Mr. Oliver: We are currently conducting an evaluation in eight European nations in which we are replicating our clinical data, and at the same time, gathering economic data in each of those countries about how much money specifically we can save in their particular health care systems. Once completed, the clinical investigators in each country will present to their approval authorities – both the validation of the clinical performance and the economic benefit of adopting our technology and making it the standard of care in their country. That is where we are today. That study is currently underway, and we expect to complete data collection in the second quarter with subsequent presentations to the various approval authorities. Some of that approval has to do with reimbursement depending on which country you are talking about and how it is incorporated into the schema in that country. Nonetheless, that is where we are going. We expect coverage indications from many of the major markets in Europe in late 2014 and into 2015. Those indications will identify our product as the standard of care, which will then mean physicians and hospitals using our product and our technology will be covered, reimbursed or included in the DRG payment, depending on which nation they operate in. We believe our system will then become a routine part of doing colonoscopies in that jurisdiction.

 

CEOCFO: Are you funded for what you are planning to do or will you be seeking funding or partnerships?

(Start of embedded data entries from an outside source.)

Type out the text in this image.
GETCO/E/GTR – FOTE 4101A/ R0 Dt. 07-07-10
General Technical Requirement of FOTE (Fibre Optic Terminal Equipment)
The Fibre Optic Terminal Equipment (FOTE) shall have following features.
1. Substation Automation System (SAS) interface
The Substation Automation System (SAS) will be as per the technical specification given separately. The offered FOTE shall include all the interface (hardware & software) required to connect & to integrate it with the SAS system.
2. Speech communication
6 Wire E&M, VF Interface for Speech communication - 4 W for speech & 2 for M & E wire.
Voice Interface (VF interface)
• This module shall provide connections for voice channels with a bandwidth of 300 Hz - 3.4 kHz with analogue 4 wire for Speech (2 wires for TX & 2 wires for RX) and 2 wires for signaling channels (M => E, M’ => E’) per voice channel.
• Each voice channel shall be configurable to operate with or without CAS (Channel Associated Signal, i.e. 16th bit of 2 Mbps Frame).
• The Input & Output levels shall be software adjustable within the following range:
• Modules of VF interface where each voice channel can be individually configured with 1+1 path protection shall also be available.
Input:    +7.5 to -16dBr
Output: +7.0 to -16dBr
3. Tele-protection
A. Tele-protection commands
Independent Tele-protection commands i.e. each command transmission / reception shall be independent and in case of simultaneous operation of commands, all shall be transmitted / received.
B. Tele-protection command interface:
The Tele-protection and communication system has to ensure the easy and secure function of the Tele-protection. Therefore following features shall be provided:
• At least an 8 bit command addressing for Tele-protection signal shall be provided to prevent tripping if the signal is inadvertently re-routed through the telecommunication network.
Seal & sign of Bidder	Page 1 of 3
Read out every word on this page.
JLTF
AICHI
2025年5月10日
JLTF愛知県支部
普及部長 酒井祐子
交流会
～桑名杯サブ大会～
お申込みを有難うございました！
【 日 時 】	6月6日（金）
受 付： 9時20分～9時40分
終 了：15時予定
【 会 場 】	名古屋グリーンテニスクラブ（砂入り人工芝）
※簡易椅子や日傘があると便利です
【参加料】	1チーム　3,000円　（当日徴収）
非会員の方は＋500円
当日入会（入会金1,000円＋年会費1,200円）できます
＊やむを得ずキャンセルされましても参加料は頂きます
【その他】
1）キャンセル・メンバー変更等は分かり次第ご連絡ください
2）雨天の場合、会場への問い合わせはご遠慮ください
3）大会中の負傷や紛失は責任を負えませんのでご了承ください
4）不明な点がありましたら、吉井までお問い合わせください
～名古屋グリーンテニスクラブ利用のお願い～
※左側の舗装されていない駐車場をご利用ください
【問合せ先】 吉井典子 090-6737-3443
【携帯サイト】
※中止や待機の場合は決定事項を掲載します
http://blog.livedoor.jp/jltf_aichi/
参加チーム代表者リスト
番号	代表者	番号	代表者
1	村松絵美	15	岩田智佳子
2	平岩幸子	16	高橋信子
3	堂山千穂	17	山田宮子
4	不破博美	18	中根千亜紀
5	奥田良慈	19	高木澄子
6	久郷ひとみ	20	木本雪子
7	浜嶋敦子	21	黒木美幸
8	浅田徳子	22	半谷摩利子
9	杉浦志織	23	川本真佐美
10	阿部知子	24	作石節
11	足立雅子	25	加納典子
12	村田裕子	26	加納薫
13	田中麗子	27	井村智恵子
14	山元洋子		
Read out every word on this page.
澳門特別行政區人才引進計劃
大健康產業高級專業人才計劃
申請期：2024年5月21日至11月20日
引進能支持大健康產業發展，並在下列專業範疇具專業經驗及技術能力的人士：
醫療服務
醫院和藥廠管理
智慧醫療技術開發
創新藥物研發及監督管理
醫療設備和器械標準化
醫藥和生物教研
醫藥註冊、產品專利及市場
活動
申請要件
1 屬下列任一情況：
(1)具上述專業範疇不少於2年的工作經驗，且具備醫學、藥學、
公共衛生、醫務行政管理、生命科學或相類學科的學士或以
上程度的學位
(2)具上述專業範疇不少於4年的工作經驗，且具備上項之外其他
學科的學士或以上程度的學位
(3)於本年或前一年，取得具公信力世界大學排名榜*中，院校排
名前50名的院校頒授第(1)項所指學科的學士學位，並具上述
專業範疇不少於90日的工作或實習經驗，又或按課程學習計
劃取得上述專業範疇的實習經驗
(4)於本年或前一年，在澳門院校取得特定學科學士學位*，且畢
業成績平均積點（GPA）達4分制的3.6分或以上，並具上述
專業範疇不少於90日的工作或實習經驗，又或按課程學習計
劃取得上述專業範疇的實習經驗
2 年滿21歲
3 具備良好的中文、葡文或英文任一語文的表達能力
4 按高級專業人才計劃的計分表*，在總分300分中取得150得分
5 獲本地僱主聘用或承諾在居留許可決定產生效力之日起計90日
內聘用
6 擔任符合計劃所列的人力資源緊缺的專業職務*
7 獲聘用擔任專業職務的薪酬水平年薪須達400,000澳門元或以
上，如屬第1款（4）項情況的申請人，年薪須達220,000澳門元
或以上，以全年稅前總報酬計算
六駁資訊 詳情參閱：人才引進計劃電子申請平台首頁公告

Mr. Oliver: We continue to seek funding and partnerships. As I said, we currently have a great partnership with PENTAX Medical for sales, marketing and distribution in Europe. As we begin our US expansion, we will be looking for potential partnerships here. We are a small public company and have received funding individually by private individuals--high net worth individuals and occasionally a small venture fund or family fund. In order to accelerate our commercialization activities, we are continuing to seek additional sources of financing so that we can develop not only our GI indication, but also indications in other parts of the body. The technology is applicable to a number of other cancer indications.

 

CEOCFO: Why SpectraScience?

Mr. Oliver: SpectraScience has very strong intellectual property around a platform of technologies that use light to detect and diagnose cancer. As populations age we expect a steady increase in incidence. As many of the world’s developing countries develop a larger, more viable middle class, you will begin to see increased demand on health care systems for cost-effective early detection and diagnosis. The nice thing about our light-based technologies is that they are compatible with existing colonoscopy procedures that use flexible endoscopes; they reduce unnecessary biopsies, thus reducing costs and enhancing patient safety; and they provide an immediate analysis with a 96% negative predictive value. In other words, our system is better, faster, safer, and less expensive than today’s standard of care for a screening colonoscopy.